Oregon Attorney General Dan Rayfield described the ruling as a “huge victory” and the “decision confirms that the President cannot send the Guard into Oregon without a legal basis for doing so”.
“The courts are holding this administration accountable to the truth and the rule of law,” Rayfield said in a post on social media.
BREAKING NEWS: We just secured a final court order blocking National Guard deployment!
Today’s ruling is a huge victory for Oregon. The courts are holding this administration accountable to the truth and the rule of law. pic.twitter.com/ffzgj0zCjM
— Attorney General Dan Rayfield (@AGDanRayfield) November 8, 2025
Portland’s Mayor Keith Wilson also applauded the decision, saying it “vindicates Portland’s position while reaffirming the rule of law that protects our community”.
“As I have said from the beginning, the number of federal troops needed in our city is zero,” Wilson said, according to local media reports.
The City of Portland and the Oregon Attorney General’s Office sued in September, alleging that the Trump administration was exaggerating occasional violence to justify sending in troops under a law permitting presidents to do so in cases of rebellion.

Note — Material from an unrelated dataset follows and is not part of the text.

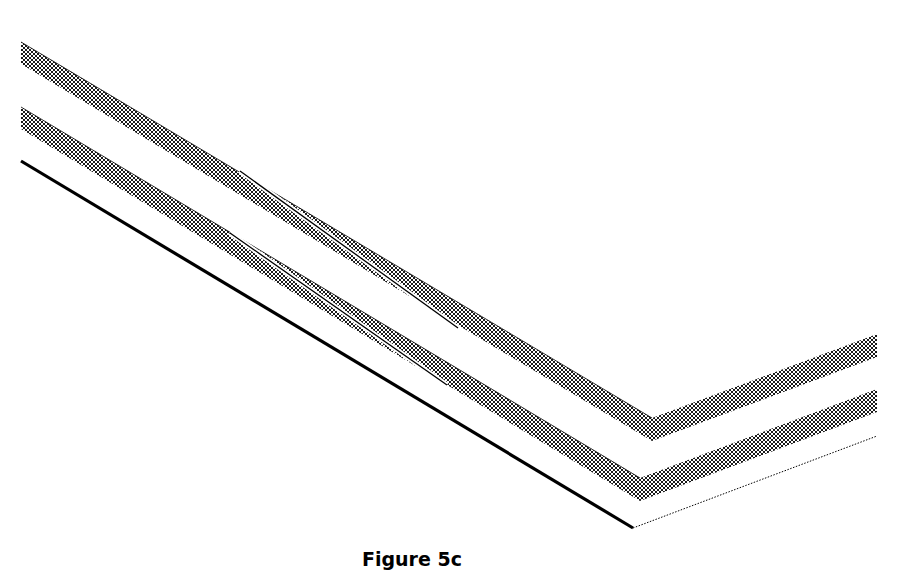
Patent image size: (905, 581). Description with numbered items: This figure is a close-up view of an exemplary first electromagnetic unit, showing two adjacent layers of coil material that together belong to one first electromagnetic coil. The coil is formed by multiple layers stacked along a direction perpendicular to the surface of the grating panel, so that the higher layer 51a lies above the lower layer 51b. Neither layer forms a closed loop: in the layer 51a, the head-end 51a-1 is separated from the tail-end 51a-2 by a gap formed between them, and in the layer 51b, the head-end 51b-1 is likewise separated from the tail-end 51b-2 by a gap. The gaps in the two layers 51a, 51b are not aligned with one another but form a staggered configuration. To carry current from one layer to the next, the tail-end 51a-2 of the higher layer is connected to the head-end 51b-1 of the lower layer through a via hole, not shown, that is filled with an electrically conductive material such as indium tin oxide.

Echoing Trump’s description of Portland as “war-ravaged”, lawyers from the Department of Justice had described a violent siege overwhelming federal agents in the city.
But lawyers for Oregon and Portland said violence has been rare, isolated and contained by local police.
“This case is about whether we are a nation of constitutional law or martial law,” Portland’s lawyer Caroline Turco had said.
The Trump administration is likely to appeal Friday’s ruling, and the case could ultimately reach the US Supreme Court.
A review by the Reuters news agency of court records found that at least 32 people were charged with federal crimes stemming from the Portland protests since they began in June. Of the 32 charged, 11 pleaded guilty to misdemeanours, and those who have been sentenced received probation.
About half the defendants were charged with assaulting federal officers, including 14 felonies and seven misdemeanours.
Prosecutors dismissed two cases.
Charging documents describe protesters kicking and shoving officers, usually while resisting arrest.
Three judges, including Immergut, have now issued preliminary rulings that Trump’s National Guard deployments are not allowed under the emergency legal authority cited by his administration.